II. LA RÉPARTITION DES CRÉDITS INTERMINISTÉRIELS

Les crédits de la MILDT répartis entre les différents ministères ont longtemps constitué le coeur de l'intervention de la structure interministérielle. Ces crédits représentaient près des trois quarts des interventions avant 1998. Ils n'en constituent aujourd'hui qu'un quart, suite à l'application du plan triennal.

A. LA DIFFICILE TRADUCTION ADMINISTRATIVE D'UN FONCTIONNEMENT INTERMINISTÉRIEL

Les crédits interministériels répartis figurent au chapitre 47-16 du budget de la santé et de la solidarité 17 ( * ) . Au sein de ce chapitre, l'article 10 concerne exclusivement les crédits à répartir entre les ministères.

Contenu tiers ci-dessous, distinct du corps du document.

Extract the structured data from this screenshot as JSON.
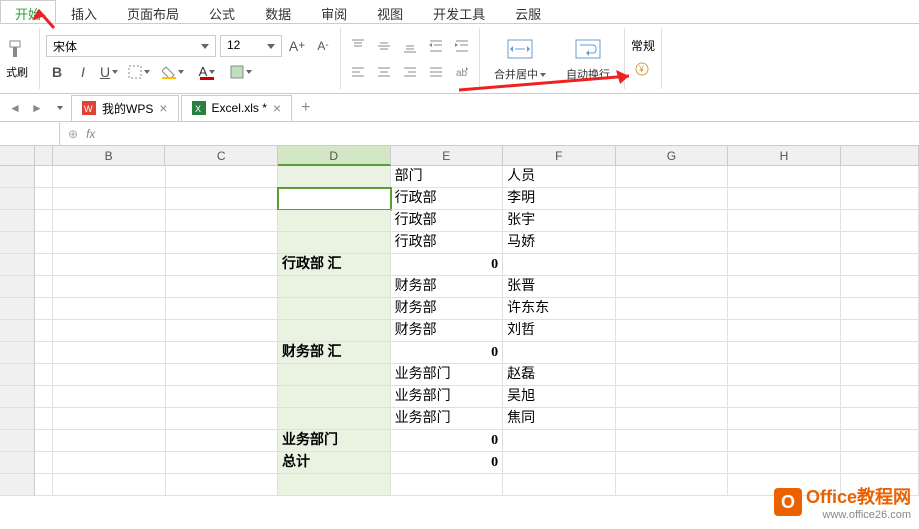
{
  "menu": {
    "tabs": [
      "开始",
      "插入",
      "页面布局",
      "公式",
      "数据",
      "审阅",
      "视图",
      "开发工具",
      "云服"
    ]
  },
  "font": {
    "name": "宋体",
    "size": "12"
  },
  "ribbon": {
    "merge_label": "合并居中",
    "wrap_label": "自动换行",
    "style_label": "常规"
  },
  "tabs": {
    "wps": {
      "label": "我的WPS"
    },
    "excel": {
      "label": "Excel.xls *"
    }
  },
  "formula": {
    "fx": "fx"
  },
  "columns": [
    "B",
    "C",
    "D",
    "E",
    "F",
    "G",
    "H"
  ],
  "rows": [
    {
      "D": "",
      "E": "部门",
      "F": "人员"
    },
    {
      "D": "",
      "E": "行政部",
      "F": "李明",
      "active": true
    },
    {
      "D": "",
      "E": "行政部",
      "F": "张宇"
    },
    {
      "D": "",
      "E": "行政部",
      "F": "马娇"
    },
    {
      "D": "行政部  汇",
      "E": "0",
      "F": "",
      "bold": true,
      "right_e": true
    },
    {
      "D": "",
      "E": "财务部",
      "F": "张晋"
    },
    {
      "D": "",
      "E": "财务部",
      "F": "许东东"
    },
    {
      "D": "",
      "E": "财务部",
      "F": "刘哲"
    },
    {
      "D": "财务部  汇",
      "E": "0",
      "F": "",
      "bold": true,
      "right_e": true
    },
    {
      "D": "",
      "E": "业务部门",
      "F": "赵磊"
    },
    {
      "D": "",
      "E": "业务部门",
      "F": "吴旭"
    },
    {
      "D": "",
      "E": "业务部门",
      "F": "焦同"
    },
    {
      "D": "业务部门",
      "E": "0",
      "F": "",
      "bold": true,
      "right_e": true
    },
    {
      "D": "总计",
      "E": "0",
      "F": "",
      "bold": true,
      "right_e": true
    },
    {
      "D": "",
      "E": "",
      "F": ""
    }
  ],
  "watermark": {
    "text": "Office教程网",
    "url": "www.office26.com"
  }
}
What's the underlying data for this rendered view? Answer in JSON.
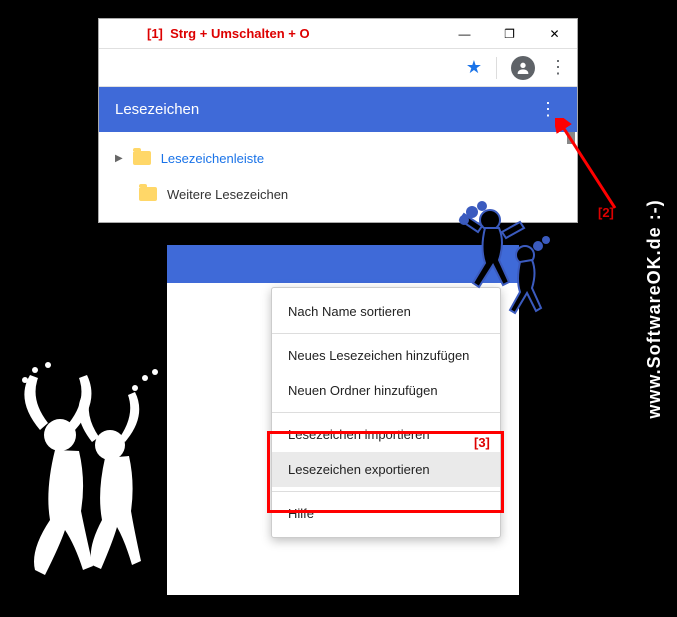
{
  "watermark": "www.SoftwareOK.de :-)",
  "annotation1": {
    "num": "[1]",
    "text": "Strg + Umschalten + O"
  },
  "annotation2": "[2]",
  "annotation3": "[3]",
  "winbtns": {
    "min": "—",
    "max": "❐",
    "close": "✕"
  },
  "bookmarks": {
    "header": "Lesezeichen",
    "rows": [
      {
        "label": "Lesezeichenleiste",
        "link": true
      },
      {
        "label": "Weitere Lesezeichen",
        "link": false
      }
    ]
  },
  "context_menu": {
    "sort": "Nach Name sortieren",
    "new_bm": "Neues Lesezeichen hinzufügen",
    "new_folder": "Neuen Ordner hinzufügen",
    "import": "Lesezeichen importieren",
    "export": "Lesezeichen exportieren",
    "help": "Hilfe"
  }
}
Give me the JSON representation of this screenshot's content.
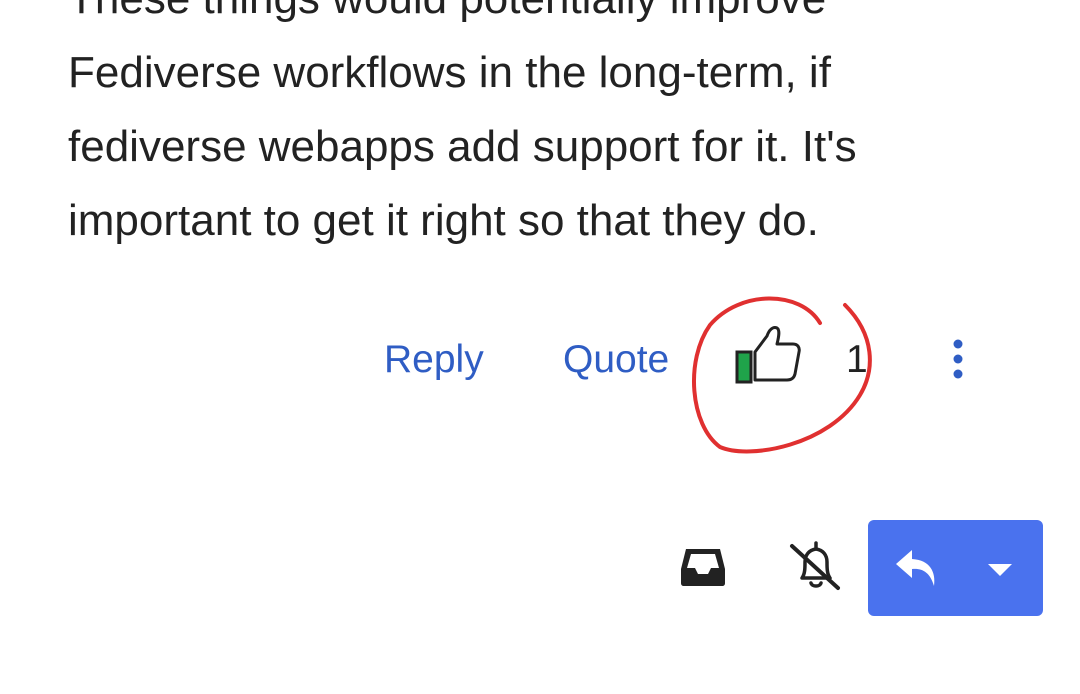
{
  "post": {
    "lines": [
      "These things would potentially improve",
      "Fediverse workflows in the long-term, if",
      "fediverse webapps add support for it. It's",
      "important to get it right so that they do."
    ]
  },
  "actions": {
    "reply_label": "Reply",
    "quote_label": "Quote",
    "like_count": "1",
    "like_icon": "thumbs-up-icon",
    "more_icon": "more-vertical-icon"
  },
  "footer": {
    "inbox_icon": "inbox-icon",
    "notifications_icon": "bell-off-icon",
    "reply_button_icon": "reply-arrow-icon",
    "dropdown_icon": "caret-down-icon"
  },
  "colors": {
    "text": "#222222",
    "link": "#2f5dc4",
    "like_accent": "#1fa34a",
    "annotation": "#e03030",
    "primary_button": "#4a72ee"
  }
}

Comme le rappelle la Cour des comptes dans son rapport particulier sur le dispositif de lutte contre la toxicomanie, l'idée d'un chapitre budgétaire « réservoir » pour les actions interministérielles dans ce domaine est née en 1987 avec l'inscription de 250 millions de francs aux crédits du ministère de la Justice. Son rattachement a évolué, passant à la Jeunesse et Sports puis, dès 1989, aux Affaires sociales et à la Santé (avec une parenthèse en 1997 suite au rattachement au budget des Services généraux du Premier ministre).

Depuis 1987, il revient à un comité permanent, placé sous la présidence de la structure interministérielle en charge de la lutte contre la toxicomanie, de répartir les crédits d'intervention. Aujourd'hui ce comité, comprend des représentants de neuf départements ministériels : défense, affaires étrangères, éducation nationale / enseignement supérieur et recherche, agriculture et pêche, jeunesse et sports, économie / finances et industrie, emploi et solidarité, intérieur, justice, ainsi que des représentants de l'Agence française de sécurité sanitaire des aliments et des produits de santé (AFSSAPS).

La vocation des crédits interministériels, rappelée par le rapport de la Cour des comptes, est de « financer, de façon transitoire, des actions innovantes que les ministères sont censés reprendre et poursuivre sur leur budget propre après évaluation et validation de l'action considérée. Il a été constaté pourtant qu'ils servaient pour une part croissante, à couvrir les mêmes mesures d'année en année ». En effet, force était de constater, depuis plusieurs années, une tendance à considérer cette répartition de crédits comme une sorte de « troisième tour budgétaire » permettant aux ministères de financer notamment des dépenses de fonctionnement ou des actions pérennes n'ayant plus rien d'expérimental, pour lesquelles, bien entendu, toute évaluation était absente.

Pour remédier à cette critique de la Cour et à cette dénaturation de l'autorisation parlementaire, la présidente de la MILDT a défini en 1998 trois axes de dépenses : des actions de référence, des actions de communication et des actions de formation. Tout projet présenté au comité interministériel doit ainsi, selon elle, présenter un caractère innovant et / ou interministériel. A cette fin, en accord avec le ministère du budget et les ministères concernés, la MILDT a accepté de procéder à un « nettoyage » de son budget en transférant vers les ministères les sommes correspondant vraiment à des crédits de fonctionnement.

Ainsi, la MILDT a connu dans la loi de finances pour 2000 un double mouvement : alors que 81,6 millions de francs de crédits supplémentaires venaient renforcer ses moyens, 40 millions de francs étaient transférés vers d'autres ministères 18 ( * ) , ramenant le « gain net » à 41,6 millions de francs.

* 17 Le ministère disposait au chapitre 47-15 de crédits pour mener ses actions propres en matière de lutte contre la toxicomanie. Votre rapporteur spécial a consacré son contrôle aux seules sommes mises à la disposition de la MILDT.

* 18 22,2 millions de francs correspondaient à des transferts vers les ministères, 16 millions au financement des bus méthadone, des points d'écoute et du programme kaléidoscope, et 1,6 million à un programme de réduction des risques.